6 sept. 2012

Un don que j'ai reçu de ma mère

La vie certes, mais bien plus les valeurs humaines. Maman était une femme sage et intelligente; elle avait surtout une mémoire impressionnante. Elle retenait des choses dont personne ne se souvient. Dans une certaine mesure, tous ses enfants en ont hérité. Moi aussi.
Maman savait identifier les gens, situer les événements avec une précision presque parfaite. Elle maîtrisait les ramifications familiales mieux que quiconque dans son entourage. Elle retraçait les histoires des clans et des gens comme un véritable conteur ou griot d'Afrique occidentale. Ne lui manquait que le korah ou le djembe. Papa fut le premier à s'émerveiller de ce don.
Cette mémoire des choses, des événements et des dates qui fait ma fierté auprès de mes amis et collègues, j'affirme l'avoir recue de ma mère. Cette mémoire a fait de moi un bon élève en langues: latin, grec, anglais, hébreu, allemand, italien, français. Quoi que l'on dise ou pense, le don littéraire dont jouissent les miens est en grande partie lié à notre ascendance maternelle.
Je me souviens aisément des phrases, des mots, des noms, des blagues, des événements oubliés de la plupart de mon entourage immédiat. Je peux reproduire presque mot à mot une interview de quelqu'un. Ce que j'ai fait avec Césaire. Séraphin ne se souvient pas que je l'ai rencontré pour la première fois le 2 septembre 1969 à Kalonda. Certains souvenirs sont devenus vagues, mais encore consistants dans ma tête. Je me souviens du visage de mon grand-père Mangombo mort pourtant alors que je n'avais pas encore trois ans. Ma mémoire remonte au temps où nous n'étions qu'à deux: Béa et moi. Je me souviens des naissances de Rigo, Pascaline et Anne Louise. Je me souviens d'une homélie en kisuku du Père Everard faite en août 1970 à Mutoni. Je me souviens de la première phrase que j'ai entendue sortir de la bouche de l'abbé Dieudonné M'Sanda. Voire du passage d'Albert Delvaux à Kimbau en 1967. A l'enterrement de ma mère, j'ai rappelé au Dr Frank Mayengo une chanson qu'il avait créée de toutes pièces contre son ami Ignace Mbanza en juillet 1967 alors qu'il jouait au football dans la concession familiale de la rue Inongo à Kenge avec Philémon Kayolo, Théophile Mbemba. J'avais fait leur gardien.
Je peux imiter les pas de danse de  Jean-Marie Matutu... lorsqu'il veut animer une soirée. J'ai remarqué un raffinement des gestes entre Mayidi, Rome et Grey Doiceau. Je suis sensible à quelques subtilités inaperçues des communs des mortels. Tout cela, je le dois certes à Dieu, mais par l'entremise de ma mère biologique.
Maman était une personne de paix; je ne suis pas sûr d'être un pacifique. J'ai tendance à imposer mes idées plutôt qu'à écouter et accepter celles des miens et des collègues. Elle était conciliante; je sais négocier quelques situations difficiles mais je suis un peu trop intransigeant dans mes jugements pour être juste et droit envers tous.

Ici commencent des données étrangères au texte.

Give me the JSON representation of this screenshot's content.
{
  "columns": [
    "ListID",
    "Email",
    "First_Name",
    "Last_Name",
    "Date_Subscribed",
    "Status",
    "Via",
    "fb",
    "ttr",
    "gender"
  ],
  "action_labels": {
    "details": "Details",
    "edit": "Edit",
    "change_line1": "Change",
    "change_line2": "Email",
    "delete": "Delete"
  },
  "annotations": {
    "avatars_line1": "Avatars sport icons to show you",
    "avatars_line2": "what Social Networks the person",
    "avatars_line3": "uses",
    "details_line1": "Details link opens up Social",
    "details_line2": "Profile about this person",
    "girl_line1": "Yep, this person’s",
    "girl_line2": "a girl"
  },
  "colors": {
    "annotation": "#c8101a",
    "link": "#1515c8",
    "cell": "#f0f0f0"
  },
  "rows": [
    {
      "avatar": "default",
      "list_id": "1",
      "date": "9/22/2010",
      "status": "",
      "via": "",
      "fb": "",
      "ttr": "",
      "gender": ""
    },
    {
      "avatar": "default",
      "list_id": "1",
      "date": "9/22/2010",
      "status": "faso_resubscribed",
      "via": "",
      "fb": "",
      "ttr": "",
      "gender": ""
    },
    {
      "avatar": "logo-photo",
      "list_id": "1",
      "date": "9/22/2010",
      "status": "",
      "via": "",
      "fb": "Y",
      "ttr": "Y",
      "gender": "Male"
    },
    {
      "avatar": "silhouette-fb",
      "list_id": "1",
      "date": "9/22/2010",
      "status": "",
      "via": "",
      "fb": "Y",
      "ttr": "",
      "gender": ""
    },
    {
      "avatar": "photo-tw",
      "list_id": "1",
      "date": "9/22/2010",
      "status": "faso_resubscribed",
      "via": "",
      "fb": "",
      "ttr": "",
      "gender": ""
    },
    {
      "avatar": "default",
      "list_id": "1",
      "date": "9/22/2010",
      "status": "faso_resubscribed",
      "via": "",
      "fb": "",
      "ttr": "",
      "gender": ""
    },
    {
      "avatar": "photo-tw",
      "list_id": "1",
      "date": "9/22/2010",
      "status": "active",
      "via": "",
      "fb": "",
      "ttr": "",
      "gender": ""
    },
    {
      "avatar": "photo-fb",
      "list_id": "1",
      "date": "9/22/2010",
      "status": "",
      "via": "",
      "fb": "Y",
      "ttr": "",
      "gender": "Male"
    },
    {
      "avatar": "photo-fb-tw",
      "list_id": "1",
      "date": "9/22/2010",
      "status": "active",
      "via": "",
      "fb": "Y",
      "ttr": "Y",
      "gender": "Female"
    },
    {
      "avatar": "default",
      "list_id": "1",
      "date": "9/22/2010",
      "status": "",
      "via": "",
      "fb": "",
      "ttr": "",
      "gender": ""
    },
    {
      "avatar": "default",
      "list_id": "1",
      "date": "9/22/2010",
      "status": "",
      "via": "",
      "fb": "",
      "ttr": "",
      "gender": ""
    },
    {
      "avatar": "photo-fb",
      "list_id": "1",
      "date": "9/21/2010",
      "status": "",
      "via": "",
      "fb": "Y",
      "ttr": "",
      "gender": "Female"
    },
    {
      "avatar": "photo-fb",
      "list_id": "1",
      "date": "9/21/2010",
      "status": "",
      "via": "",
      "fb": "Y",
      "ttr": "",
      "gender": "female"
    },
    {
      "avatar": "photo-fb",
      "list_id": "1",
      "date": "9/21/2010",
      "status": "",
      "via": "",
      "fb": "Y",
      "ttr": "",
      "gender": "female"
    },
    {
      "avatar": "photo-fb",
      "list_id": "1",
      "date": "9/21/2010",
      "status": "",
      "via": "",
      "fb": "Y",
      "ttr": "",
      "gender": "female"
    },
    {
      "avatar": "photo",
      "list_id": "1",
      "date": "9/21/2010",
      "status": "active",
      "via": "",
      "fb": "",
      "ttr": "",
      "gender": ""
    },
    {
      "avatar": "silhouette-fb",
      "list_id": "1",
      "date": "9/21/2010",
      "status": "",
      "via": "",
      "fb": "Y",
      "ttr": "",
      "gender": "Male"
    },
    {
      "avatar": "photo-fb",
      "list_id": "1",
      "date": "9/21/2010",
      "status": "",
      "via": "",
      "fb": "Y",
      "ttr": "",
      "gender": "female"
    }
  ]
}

Elle se maîtrisait; je suis plutôt impulsif, brutal, primaire, colérique. Le fils de mon père quoi! C'est assurément cet écart et cette synthèse qui font mon identité. Mère, merci d'avoir cultivé en moi l'amour des autres depuis ma tendre enfance! Sa mémoire était plus forte que la mienne; elle savait plus de choses que moi malgré mes connaissances livresques.